Even from a very early age, it was pretty clear I would grow up to be a nerd. I remember quite vividly in one of my earlier elementary years going through the typical class discussion surrounding the topic of: "What do you want to be when you grow up?"
Our instructor was a beast of a woman who did not enjoy fun, seemed to hate her job, and was deeply rooted in reality. Picture Delores Umbridge, but without the facade of granny sweetness. I thought these were some pretty odd characteristics for someone whose profession involved interacting with children on a daily basis. O.K., so my vocabulary was more like meany and grumpy pants at that age.
So, each of us took turns announcing our chosen dream profession. Some she would approve of with a slight smile and a nod, others she would amend. Her gaze reached my seat. I explained, "I am going to be an engineer on a star ship. Someday, I'll be captain of my very own ship!"
I was an effing cute kid!
Ms. Grumpy Pants gave me a quizzical glare and begrudgingly explains to the class that what I meant to say was astronaut. I instantly grimaced and tried to protest, but she shhhushd me and sternly growled that's all. She moved on to the next student, Tony. What was about to happen only further exemplified my theory that Ms. Grumpy Pants was a meany, but I wouldn't realize until years later; it was also evidence that she should have no longer been teaching.
Tony was doodling when Ms. Grumpy Pants called on him to share his desired jobby job. He looked up and simply said, "I want to be a dolphin" and went back to his doodling.
Ms. Grumpy Pants amended, "So, you want to be a football player for the Miami Dolphins."
Tony looked back up and responded, "No. I want to be a dolphin."
Ms. Grumpy Pants began to laugh. "Tony, I am not sure what you are getting at here."
Tony answered with clear frustration in his voice, "I want to be a dolphin. You know, the animal.

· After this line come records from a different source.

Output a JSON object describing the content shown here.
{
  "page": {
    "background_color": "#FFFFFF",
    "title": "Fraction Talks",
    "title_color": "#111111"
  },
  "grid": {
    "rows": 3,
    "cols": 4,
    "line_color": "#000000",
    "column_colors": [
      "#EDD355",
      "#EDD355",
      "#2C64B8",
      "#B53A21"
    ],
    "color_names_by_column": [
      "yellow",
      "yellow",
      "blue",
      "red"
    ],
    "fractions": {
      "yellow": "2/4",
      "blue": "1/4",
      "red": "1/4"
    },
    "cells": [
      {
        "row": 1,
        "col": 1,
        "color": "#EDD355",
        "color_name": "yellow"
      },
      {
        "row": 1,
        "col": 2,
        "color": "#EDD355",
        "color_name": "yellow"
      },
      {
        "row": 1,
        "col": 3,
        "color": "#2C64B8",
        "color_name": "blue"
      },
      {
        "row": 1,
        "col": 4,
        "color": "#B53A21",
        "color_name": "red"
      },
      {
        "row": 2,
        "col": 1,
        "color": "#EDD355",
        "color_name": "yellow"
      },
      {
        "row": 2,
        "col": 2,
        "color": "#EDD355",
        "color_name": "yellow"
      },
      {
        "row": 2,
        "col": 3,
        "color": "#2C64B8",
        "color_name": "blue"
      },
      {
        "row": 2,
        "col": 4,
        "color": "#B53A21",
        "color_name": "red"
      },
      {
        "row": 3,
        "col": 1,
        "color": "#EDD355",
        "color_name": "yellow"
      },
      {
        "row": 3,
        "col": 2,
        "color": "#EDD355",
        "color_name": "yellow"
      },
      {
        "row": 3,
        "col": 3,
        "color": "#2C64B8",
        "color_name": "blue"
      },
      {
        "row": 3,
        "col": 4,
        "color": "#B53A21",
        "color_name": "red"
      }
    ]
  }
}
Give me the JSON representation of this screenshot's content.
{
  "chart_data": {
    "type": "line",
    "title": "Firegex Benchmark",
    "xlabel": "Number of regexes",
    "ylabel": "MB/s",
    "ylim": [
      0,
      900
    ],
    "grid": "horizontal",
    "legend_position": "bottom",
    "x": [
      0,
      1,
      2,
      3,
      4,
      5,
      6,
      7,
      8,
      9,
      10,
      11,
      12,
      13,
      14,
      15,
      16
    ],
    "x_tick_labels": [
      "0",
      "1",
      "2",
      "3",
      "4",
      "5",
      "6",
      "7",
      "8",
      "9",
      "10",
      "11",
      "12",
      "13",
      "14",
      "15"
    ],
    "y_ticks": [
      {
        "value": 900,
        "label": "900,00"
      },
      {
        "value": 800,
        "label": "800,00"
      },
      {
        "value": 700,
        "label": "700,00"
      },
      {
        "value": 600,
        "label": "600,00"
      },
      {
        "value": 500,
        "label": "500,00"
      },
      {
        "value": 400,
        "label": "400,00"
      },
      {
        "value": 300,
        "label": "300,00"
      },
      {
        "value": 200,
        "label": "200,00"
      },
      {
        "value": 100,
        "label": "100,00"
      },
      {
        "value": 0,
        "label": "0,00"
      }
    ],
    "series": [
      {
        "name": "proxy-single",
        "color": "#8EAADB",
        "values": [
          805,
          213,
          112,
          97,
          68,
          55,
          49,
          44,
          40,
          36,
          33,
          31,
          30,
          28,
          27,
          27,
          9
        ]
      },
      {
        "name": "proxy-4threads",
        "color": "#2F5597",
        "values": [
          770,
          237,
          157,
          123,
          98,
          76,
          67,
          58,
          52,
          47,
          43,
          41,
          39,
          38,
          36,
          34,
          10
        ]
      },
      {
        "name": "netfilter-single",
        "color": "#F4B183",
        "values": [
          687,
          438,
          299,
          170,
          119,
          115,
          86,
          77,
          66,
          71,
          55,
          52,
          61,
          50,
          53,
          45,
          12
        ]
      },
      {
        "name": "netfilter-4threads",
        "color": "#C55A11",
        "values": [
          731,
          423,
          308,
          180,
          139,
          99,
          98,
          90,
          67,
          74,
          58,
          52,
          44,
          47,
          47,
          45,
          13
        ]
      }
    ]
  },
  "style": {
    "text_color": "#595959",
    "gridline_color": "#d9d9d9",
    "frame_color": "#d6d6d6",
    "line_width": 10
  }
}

I want to swim and leap through the ocean with my dolphin friends."
Ms. Grumpy Pants began to laugh quite heartily at this and began mocking him, "You hear that class? Tony is going to swim and play with the dolphins when he grows up!" She then notices that Tony's doodle is none other than the finned animal he clearly admired. She snatched up the doodle and continued to point and laugh at both the doodle and poor Tony.
Some classmates laughed. At the time, I really did not understand what was so funny. I just understood it to be mean. I moved away to a new city and a new school later that year. I often wonder what became of Tony and what future repercussions that day had on Tony's life. I find it both disturbing and sick there are instances where so called
educators teach ignorance and hate. Things that should
never be taught in a classroom.
Sooooo, I never really pursued that early childhood dream of becoming an astronaut, but if there are ever star ships built with warp capability; I am totally fighting tooth and nail to land a job on said star ship.
Instead, I became a teacher. Weird. I think I'm pretty good at it though.